Really appreciate the offer of scripts. Will need to think about this some more before reaching out.

Two identical Pis is an interesting solution. Not failover as such, but perhaps achieves the same results for my situation (there’s absolutely no onsite help available at the remote location!).
Presumably I can try to use the second pi to reboot the first pi - in case of a crash.

Does this two-identical-pi-configuration cause issues if all of the Openhab clients/things are (only) http-based? Presumably more network traffic but perhaps this would be manageable… Am thinking it may just work… Thoughts very welcome!

Just for information sake

If you had a Velbus infrastructure, you can have as many instances of openHAB (and others) as you wish.
(Either through 1 TCP gateway, or multiple USB interfaces)

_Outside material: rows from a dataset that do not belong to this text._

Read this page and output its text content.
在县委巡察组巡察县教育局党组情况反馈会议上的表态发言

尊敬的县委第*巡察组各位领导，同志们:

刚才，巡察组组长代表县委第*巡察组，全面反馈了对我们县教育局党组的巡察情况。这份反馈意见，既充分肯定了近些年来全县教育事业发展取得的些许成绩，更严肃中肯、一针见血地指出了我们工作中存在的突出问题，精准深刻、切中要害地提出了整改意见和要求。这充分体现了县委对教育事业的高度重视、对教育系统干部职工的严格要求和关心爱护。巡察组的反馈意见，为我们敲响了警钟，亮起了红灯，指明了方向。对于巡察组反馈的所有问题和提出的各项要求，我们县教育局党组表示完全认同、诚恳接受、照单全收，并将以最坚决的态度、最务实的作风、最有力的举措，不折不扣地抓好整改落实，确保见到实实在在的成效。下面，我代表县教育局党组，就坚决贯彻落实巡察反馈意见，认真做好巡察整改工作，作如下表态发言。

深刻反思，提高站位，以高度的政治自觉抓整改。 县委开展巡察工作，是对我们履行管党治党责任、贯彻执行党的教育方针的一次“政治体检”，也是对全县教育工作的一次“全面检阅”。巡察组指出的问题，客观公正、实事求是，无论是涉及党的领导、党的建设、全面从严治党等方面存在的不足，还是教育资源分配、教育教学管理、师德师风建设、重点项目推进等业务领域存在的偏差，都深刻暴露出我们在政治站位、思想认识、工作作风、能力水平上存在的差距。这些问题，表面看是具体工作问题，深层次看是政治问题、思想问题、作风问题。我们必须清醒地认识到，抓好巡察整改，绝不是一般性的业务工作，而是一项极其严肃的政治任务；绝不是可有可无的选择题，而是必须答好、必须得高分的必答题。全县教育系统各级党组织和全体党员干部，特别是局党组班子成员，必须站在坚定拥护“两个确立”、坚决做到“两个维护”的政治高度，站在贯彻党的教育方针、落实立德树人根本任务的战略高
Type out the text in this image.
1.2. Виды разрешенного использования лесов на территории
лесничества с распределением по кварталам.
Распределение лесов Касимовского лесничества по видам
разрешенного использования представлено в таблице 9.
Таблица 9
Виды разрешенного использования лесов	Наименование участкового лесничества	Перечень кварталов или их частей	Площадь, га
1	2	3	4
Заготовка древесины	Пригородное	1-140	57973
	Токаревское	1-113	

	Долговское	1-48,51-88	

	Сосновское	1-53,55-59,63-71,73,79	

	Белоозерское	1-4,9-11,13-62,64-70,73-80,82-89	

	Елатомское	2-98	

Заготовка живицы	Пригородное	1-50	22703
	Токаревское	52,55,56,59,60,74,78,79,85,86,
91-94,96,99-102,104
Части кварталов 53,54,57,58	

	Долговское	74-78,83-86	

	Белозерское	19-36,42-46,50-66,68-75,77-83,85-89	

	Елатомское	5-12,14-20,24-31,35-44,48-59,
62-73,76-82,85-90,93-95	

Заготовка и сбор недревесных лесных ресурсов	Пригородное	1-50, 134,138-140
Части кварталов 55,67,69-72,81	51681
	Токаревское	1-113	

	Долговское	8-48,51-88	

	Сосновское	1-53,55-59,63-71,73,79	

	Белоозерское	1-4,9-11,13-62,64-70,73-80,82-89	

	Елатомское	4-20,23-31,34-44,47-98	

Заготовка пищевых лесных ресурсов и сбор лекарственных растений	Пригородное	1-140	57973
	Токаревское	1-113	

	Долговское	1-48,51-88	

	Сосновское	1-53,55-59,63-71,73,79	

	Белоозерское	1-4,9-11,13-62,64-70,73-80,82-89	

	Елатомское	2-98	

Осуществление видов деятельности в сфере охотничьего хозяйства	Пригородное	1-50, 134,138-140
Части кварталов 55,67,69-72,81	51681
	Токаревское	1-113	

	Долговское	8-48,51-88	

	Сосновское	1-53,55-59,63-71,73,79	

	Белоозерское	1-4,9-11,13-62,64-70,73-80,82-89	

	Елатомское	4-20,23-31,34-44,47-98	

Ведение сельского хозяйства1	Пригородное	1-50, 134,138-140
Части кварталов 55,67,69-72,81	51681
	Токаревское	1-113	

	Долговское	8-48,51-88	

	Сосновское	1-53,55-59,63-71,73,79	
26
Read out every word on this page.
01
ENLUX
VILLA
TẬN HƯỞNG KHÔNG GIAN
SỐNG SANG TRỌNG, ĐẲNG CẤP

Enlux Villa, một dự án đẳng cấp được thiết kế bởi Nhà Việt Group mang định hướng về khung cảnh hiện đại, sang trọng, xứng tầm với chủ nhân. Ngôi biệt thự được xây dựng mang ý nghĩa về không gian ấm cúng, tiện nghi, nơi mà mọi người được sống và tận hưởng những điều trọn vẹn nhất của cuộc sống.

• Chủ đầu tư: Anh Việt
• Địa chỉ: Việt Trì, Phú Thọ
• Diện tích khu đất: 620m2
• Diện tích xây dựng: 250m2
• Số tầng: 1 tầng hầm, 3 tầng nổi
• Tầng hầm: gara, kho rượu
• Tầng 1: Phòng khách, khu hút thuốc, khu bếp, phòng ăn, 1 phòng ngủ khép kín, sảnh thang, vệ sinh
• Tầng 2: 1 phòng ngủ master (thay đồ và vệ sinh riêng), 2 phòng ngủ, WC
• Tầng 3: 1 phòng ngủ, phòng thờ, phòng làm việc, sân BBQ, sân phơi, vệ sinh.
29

That largely depends on the devices you want to operate. How do they respond when they get the same trigger twice. For example, a z-wave switch doesn’t care if you tell it to switch on twice. On the other hand if you’d like to receive a notification when something occurs then you will now get two notifications (one from each openHAB instance). It becomes troublesome when you have a device that toggles on/off using a single command, then the first openHAB instance may toggle it on and the second instance will toggle it off (or vice versa).

As a tried to explain in my post above:
Each of the identical pi knows if it is active or passive.
Only the active one executes the switching, notifications, etc.
So, I see no harm.
It’s running like a charm.

If u use bindings that „hiccup“ with more than one oh instance connected, then you may have to take other ways. But all my bindings are without „hiccups“.

Thomas

How do you test the failure?

At work we use different ways of making it quick to fix a problem. Hundreds of people stand idol while I run around fixing it.

Spending your effort in getting the system stable is more beneficial than writng more unstable code that is hard to test.

One method we use is to run vm’s on enterprise servers. We had a memory dimm die I replaced it 0 downtime.

Another is to have 100% cold backup. 2 identical peices of hardware with a physical changeover switch so you can only power one at a time. I used it once because of corrupted sd card. Flick 1 switch and fix later

One is automated the other is manual wich one do you want to put you time towards?

Writing software is like making love becase sometimes you have to look after it for the rest of its life.